Walid Regragui (Maroc), Éric Sékou Chelle (Nigeria), Pape Thiès (Sénégal) et Hossam Hassan (Égypte) ont mené leurs équipes au dernier carré grâce à des parcours tactiquement solides, alliant discipline, stratégie et parfaite maîtrise du football africain. Ces techniciens ont imposé leur vision et tiré le meilleur de leurs effectifs, souvent face à des équipes dirigées par des entraîneurs européens.
Cette performance souligne que le football africain ne dépend plus exclusivement de l’expertise étrangère. Les entraîneurs locaux sont désormais des stratèges expérimentés et respectés sur la scène internationale, capables de rivaliser au plus haut niveau.
Cette dynamique n’est pas nouvelle. Djamel Belmadi (Algérie, 2019), Aliou Cissé (Sénégal, 2021) et Emerse Faé (Côte d’Ivoire, 2023) avaient déjà montré que les techniciens africains pouvaient remporter les grandes compétitions. La CAN 2025 confirme cette tendance : un entraîneur africain est désormais assuré de pouvoir soulever le trophée.
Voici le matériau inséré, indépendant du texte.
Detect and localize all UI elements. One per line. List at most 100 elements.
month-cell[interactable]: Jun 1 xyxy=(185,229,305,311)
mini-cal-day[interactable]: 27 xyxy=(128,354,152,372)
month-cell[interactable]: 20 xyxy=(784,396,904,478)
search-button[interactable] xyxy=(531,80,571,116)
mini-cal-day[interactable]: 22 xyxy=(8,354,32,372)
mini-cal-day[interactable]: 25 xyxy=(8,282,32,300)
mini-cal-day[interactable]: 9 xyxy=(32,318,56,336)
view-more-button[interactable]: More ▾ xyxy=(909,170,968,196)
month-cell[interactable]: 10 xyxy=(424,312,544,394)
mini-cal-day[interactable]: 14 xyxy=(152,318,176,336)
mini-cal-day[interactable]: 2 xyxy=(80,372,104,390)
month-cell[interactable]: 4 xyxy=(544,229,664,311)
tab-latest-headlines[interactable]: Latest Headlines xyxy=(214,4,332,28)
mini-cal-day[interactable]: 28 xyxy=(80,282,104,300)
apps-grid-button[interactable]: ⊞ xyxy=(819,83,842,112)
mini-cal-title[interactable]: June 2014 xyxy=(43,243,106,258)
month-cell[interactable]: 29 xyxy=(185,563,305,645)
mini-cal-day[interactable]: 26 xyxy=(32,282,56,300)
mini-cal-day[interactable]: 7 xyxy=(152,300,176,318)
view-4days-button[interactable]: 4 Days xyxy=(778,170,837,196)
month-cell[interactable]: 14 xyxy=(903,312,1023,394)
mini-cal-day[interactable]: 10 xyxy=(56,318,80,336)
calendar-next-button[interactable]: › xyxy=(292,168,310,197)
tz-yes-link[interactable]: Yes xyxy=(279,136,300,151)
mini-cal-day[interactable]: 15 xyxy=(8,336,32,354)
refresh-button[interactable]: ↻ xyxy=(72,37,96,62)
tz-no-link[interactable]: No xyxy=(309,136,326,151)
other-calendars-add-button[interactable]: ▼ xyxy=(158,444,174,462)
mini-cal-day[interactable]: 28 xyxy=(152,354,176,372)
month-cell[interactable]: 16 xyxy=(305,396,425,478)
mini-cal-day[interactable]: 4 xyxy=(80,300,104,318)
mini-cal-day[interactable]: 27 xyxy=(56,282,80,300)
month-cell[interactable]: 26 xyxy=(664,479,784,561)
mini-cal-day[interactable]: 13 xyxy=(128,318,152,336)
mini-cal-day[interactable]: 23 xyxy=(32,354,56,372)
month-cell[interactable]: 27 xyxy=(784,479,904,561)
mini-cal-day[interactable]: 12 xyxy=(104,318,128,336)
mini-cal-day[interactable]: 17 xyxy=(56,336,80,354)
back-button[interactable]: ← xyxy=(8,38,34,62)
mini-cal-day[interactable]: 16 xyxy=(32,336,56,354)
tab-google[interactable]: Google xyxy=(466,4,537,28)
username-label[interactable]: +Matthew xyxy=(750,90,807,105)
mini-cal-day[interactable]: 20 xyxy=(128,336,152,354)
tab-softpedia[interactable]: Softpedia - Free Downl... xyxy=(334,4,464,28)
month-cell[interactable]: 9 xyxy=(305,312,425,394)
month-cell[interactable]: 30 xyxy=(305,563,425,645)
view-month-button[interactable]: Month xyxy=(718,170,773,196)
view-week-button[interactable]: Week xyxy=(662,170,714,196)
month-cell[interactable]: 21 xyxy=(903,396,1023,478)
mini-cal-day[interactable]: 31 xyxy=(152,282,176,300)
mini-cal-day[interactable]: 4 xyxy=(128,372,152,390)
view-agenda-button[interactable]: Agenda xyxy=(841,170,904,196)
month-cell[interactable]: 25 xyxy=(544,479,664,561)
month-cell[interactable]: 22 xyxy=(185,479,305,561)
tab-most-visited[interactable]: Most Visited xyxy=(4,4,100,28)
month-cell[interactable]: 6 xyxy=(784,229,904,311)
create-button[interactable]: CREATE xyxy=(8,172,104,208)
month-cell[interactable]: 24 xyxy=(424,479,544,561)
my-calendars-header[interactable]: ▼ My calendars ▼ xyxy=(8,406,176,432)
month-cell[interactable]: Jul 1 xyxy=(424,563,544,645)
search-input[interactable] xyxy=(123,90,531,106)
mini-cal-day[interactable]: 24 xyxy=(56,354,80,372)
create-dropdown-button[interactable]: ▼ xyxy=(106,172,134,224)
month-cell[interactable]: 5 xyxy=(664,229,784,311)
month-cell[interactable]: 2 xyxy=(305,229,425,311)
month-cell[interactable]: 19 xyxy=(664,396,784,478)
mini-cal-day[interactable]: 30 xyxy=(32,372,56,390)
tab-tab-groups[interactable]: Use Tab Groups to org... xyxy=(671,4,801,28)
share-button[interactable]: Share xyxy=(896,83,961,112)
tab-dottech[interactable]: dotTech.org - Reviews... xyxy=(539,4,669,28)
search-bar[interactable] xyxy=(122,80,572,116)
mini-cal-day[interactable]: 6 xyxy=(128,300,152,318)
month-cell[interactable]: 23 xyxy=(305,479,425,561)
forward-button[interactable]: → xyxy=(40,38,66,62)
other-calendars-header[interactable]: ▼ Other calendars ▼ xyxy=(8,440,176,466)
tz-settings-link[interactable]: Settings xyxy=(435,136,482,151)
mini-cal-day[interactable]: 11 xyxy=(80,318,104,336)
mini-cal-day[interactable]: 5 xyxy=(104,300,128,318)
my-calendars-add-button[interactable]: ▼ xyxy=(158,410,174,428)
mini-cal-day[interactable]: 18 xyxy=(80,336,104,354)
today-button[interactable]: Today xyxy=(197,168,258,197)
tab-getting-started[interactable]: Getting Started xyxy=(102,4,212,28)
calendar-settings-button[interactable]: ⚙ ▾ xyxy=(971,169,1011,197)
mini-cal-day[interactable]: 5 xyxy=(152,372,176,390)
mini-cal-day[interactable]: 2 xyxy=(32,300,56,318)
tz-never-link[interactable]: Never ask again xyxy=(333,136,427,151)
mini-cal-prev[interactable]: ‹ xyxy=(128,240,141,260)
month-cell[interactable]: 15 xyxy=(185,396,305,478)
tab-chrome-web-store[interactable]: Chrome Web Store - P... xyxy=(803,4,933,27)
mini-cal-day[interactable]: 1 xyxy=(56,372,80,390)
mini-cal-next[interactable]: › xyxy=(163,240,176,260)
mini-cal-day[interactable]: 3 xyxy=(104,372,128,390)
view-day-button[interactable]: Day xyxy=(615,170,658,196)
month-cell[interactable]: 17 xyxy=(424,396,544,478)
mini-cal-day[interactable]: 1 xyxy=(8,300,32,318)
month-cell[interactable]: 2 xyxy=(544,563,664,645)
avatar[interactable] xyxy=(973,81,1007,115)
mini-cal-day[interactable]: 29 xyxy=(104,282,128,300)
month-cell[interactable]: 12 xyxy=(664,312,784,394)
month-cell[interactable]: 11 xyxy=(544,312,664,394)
Au-delà du sportif, cette domination reflète un changement de mentalité des fédérations africaines, qui investissent davantage dans la formation locale et valorisent l’expertise interne. Cette confiance renouvelée dans le savoir-faire africain ouvre la voie à un futur prometteur pour le football continental.
La CAN 2025 restera dans les mémoires comme celle de la consécration des techniciens africains : une victoire du talent local sur les idées reçues et une preuve que l’Afrique s’impose dans le management sportif moderne.